Code (with inline comments)

def quicksort(arr, lo, hi):
if lo >= hi:
return
pivot_idx = partition(arr, lo, hi) # partition; pivot ends at pivot_idx
quicksort(arr, lo, pivot_idx - 1) # sort left of pivot
quicksort(arr, pivot_idx + 1, hi) # sort right of pivot
def partition(arr, lo, hi):
pivot = arr[hi] # last element as pivot
i = lo # place for smaller elements
for j in range(lo, hi):
if arr[j] <= pivot:
arr[i], arr[j] = arr[j], arr[i]
i += 1
arr[i], arr[hi] = arr[hi], arr[i] # put pivot in place
return i

Line-by-line:

  • if lo >= hi: return — Base case: zero or one element in the range is already sorted.
  • partition(arr, lo, hi) — Rearrange arr[lo..hi] so elements ≤ pivot are left, pivot at final index; returns that index.
  • pivot = arr[hi] — Use the last element as pivot (other choices are possible).
  • i = lo — Index where we place the next element that is ≤ pivot. j scans from lo to hi-1; when arr[j] ≤ pivot, we swap arr[j] with arr[i] and advance i.
  • arr[i], arr[hi] = arr[hi], arr[i] — Put the pivot at index i so everything left is ≤ pivot and everything right is > pivot.

Execution trace (numbered list)

For [38, 27, 43, 3, 9, 82, 10] with pivot 10:

  1. Partition: Move elements ≤ 10 to the left: 3 and 9 swap into place; pivot 10 goes to index 2. Result: [3, 9, 10, 38, 43, 82, 27] (conceptually: left [3,9], pivot 10, right [38,43,82,27]).
  2. Recurse left on [3, 9]: trivial (sorted).
  3. Recurse right on [38, 43, 82, 27]: pivot 27; partition → [27, 38, 43, 82]; recurse on [38, 43, 82] → pivot 82 → [38, 43, 82] sorted.
  4. Combined: [3, 9, 10, 27, 38, 43, 82].
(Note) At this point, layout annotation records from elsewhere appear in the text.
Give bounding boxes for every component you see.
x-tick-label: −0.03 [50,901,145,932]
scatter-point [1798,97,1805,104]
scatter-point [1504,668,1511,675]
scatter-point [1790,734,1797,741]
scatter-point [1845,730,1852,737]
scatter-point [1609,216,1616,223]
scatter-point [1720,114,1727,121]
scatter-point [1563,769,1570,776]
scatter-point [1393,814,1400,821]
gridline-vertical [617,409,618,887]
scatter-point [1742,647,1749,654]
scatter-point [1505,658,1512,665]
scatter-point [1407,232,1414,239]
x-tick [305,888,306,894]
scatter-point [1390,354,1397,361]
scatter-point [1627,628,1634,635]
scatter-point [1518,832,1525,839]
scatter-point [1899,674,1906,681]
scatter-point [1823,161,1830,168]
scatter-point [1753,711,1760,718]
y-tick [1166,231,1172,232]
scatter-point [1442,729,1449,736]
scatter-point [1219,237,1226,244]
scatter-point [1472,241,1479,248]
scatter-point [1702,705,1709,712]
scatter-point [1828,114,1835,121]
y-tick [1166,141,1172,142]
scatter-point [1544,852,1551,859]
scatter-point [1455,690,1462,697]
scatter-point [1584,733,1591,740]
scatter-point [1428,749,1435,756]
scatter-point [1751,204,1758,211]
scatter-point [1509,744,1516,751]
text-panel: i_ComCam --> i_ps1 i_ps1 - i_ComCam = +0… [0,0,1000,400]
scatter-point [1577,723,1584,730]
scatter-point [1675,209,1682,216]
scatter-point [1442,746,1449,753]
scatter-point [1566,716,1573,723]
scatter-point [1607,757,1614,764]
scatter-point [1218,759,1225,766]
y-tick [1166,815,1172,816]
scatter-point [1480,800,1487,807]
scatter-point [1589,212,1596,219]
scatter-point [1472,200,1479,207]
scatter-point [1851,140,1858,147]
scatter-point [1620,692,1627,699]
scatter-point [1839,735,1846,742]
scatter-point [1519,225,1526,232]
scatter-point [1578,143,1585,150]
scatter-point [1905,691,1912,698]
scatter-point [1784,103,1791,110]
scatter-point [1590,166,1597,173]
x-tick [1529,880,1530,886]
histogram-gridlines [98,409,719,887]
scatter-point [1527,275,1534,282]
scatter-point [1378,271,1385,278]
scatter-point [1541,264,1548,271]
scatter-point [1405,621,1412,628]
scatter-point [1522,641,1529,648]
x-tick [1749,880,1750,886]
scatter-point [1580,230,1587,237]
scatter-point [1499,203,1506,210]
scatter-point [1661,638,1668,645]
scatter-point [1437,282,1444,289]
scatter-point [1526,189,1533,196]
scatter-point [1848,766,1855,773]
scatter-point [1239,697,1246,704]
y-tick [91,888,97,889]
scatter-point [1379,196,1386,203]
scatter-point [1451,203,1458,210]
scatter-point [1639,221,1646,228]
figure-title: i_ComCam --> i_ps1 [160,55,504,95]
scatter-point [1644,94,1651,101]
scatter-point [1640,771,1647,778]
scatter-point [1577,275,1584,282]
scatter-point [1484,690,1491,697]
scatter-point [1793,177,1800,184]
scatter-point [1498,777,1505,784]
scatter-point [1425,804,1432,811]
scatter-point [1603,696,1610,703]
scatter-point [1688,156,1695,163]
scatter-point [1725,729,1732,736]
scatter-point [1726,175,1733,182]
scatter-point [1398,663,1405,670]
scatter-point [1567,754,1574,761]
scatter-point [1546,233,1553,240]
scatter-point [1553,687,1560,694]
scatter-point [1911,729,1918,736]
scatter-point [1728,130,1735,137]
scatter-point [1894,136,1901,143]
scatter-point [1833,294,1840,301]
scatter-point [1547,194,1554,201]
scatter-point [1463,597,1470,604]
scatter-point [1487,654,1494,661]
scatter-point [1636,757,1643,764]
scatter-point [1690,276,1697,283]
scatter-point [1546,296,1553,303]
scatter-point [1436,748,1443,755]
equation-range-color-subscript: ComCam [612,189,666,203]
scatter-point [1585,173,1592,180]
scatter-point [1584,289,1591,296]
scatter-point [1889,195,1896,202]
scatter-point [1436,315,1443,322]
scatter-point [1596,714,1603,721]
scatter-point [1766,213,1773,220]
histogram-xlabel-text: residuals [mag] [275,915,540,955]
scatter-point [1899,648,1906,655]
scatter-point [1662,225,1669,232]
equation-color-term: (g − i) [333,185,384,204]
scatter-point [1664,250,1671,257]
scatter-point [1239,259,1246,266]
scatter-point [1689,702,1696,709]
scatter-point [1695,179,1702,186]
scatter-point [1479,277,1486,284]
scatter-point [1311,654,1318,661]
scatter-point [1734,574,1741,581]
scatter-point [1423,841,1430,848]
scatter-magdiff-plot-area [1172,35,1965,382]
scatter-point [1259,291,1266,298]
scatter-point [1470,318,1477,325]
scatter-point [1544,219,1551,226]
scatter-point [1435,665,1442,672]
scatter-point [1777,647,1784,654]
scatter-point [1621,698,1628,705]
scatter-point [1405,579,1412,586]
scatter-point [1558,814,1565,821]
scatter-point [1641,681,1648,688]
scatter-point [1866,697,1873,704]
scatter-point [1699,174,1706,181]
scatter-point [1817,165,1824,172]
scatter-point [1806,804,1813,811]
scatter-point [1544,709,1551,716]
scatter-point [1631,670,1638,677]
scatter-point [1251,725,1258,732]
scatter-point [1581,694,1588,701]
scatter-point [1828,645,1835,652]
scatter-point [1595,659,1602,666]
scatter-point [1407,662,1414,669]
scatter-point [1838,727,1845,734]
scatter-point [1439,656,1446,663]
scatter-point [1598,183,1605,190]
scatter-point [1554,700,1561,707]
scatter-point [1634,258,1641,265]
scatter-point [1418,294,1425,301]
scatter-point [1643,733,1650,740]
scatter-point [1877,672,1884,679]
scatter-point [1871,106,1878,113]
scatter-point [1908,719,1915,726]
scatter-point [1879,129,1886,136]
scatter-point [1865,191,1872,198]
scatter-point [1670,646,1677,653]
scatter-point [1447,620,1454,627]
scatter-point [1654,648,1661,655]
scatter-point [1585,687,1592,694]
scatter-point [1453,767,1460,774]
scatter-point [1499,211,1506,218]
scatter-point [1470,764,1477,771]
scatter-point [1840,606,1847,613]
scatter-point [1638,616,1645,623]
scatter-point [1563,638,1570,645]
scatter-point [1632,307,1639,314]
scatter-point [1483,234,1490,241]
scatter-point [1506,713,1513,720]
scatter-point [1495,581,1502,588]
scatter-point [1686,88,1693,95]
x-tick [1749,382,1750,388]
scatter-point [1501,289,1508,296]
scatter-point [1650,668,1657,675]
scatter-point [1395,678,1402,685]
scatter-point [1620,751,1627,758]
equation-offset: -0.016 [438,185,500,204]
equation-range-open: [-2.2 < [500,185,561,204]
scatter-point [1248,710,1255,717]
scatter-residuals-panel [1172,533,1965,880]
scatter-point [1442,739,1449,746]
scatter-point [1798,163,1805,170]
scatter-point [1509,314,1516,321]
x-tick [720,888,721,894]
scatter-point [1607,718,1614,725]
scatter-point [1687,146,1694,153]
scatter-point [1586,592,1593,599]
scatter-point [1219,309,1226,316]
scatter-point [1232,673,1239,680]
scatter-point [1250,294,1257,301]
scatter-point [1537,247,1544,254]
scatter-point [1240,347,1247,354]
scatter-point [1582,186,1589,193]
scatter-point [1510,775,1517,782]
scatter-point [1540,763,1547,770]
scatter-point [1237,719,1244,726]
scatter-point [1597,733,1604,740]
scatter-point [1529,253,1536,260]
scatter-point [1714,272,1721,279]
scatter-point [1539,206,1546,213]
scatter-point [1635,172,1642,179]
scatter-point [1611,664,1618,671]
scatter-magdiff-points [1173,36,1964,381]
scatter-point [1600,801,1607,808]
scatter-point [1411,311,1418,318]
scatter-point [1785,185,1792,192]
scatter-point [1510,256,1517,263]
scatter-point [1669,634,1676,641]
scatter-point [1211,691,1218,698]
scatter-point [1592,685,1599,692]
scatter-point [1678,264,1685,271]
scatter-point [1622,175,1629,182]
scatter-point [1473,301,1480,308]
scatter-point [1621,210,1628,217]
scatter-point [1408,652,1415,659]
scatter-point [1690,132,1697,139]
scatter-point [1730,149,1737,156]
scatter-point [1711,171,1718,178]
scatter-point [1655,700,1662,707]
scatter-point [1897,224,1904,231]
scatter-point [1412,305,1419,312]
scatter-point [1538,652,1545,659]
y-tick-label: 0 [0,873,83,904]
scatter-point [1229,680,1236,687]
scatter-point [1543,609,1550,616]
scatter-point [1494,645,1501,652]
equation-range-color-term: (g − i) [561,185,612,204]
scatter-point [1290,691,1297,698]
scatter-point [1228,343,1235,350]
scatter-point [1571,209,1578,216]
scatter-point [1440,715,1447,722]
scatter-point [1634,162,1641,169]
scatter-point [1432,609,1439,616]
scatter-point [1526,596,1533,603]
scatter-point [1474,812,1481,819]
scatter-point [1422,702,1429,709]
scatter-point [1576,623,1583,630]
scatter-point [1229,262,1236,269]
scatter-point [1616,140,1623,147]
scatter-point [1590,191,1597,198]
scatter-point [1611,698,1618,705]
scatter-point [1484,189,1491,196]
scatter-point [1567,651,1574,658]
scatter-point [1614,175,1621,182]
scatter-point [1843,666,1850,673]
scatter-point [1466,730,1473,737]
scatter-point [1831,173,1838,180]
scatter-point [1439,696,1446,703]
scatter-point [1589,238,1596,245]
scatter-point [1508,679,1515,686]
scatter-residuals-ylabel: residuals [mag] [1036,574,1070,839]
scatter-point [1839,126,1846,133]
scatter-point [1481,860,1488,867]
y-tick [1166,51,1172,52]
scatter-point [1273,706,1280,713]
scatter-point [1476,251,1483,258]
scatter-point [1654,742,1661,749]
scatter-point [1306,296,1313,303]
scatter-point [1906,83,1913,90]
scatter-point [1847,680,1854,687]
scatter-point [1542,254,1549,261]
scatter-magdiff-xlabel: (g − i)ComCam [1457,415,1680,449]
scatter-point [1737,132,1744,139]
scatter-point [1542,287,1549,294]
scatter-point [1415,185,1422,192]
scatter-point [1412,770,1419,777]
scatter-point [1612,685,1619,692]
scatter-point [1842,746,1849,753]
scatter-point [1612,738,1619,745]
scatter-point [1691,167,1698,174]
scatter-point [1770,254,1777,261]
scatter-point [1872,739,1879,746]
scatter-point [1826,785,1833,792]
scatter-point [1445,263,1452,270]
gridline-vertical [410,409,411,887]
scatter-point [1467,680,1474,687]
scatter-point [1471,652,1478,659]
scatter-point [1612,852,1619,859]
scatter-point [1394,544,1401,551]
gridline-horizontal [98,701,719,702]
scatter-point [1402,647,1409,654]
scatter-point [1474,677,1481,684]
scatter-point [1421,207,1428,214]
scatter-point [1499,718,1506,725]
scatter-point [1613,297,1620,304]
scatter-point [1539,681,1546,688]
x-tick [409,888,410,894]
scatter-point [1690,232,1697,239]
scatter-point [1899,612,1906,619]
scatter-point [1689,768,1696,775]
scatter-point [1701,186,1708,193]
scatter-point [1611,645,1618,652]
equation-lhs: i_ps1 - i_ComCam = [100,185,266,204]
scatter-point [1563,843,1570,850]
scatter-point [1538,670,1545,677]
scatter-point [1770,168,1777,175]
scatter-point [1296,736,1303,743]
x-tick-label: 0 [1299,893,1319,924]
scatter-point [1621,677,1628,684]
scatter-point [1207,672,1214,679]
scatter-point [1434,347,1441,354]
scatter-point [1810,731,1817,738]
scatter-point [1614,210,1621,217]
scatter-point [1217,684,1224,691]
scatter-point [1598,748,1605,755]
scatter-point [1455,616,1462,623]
Execution trace (code with step comments)

# quicksort([38,27,43,3,9,82,10], 0, 6)
# partition: pivot=10 → arr = [3, 9, 10, 38, 43, 82, 27], pivot_idx=2
# quicksort(arr, 0, 1) → [3, 9] sorted
# quicksort(arr, 3, 6) → [27, 38, 43, 82] sorted
# final: [3, 9, 10, 27, 38, 43, 82]

Execution trace (ASCII diagram)

First partition around 10, then recurse on left and right.

[38,27,43,3,9,82,10] pivot=10
|
partition → [3,9 | 10 | 38,43,82,27]
|
+-----------+-----------+
| |
[3,9] pivot=9 [38,43,82,27] pivot=27
[3,9] sorted partition → [27 | 38,43,82]
|
[38,43,82] pivot=82
[38,43,82] sorted

Insertion sort is a simple O(n²) baseline that does not use divide and conquer. It keeps a sorted prefix and repeatedly inserts the next element into the correct position in that prefix by shifting larger elements right. It’s useful for small n or nearly sorted data, and as a comparison point for merge sort and quicksort.

def insertion_sort(arr):
for i in range(1, len(arr)):
key = arr[i]
j = i - 1
while j >= 0 and arr[j] > key:
arr[j + 1] = arr[j]
j -= 1
arr[j + 1] = key

Each iteration expands the sorted prefix by one element; the inner loop shifts elements to make room for key.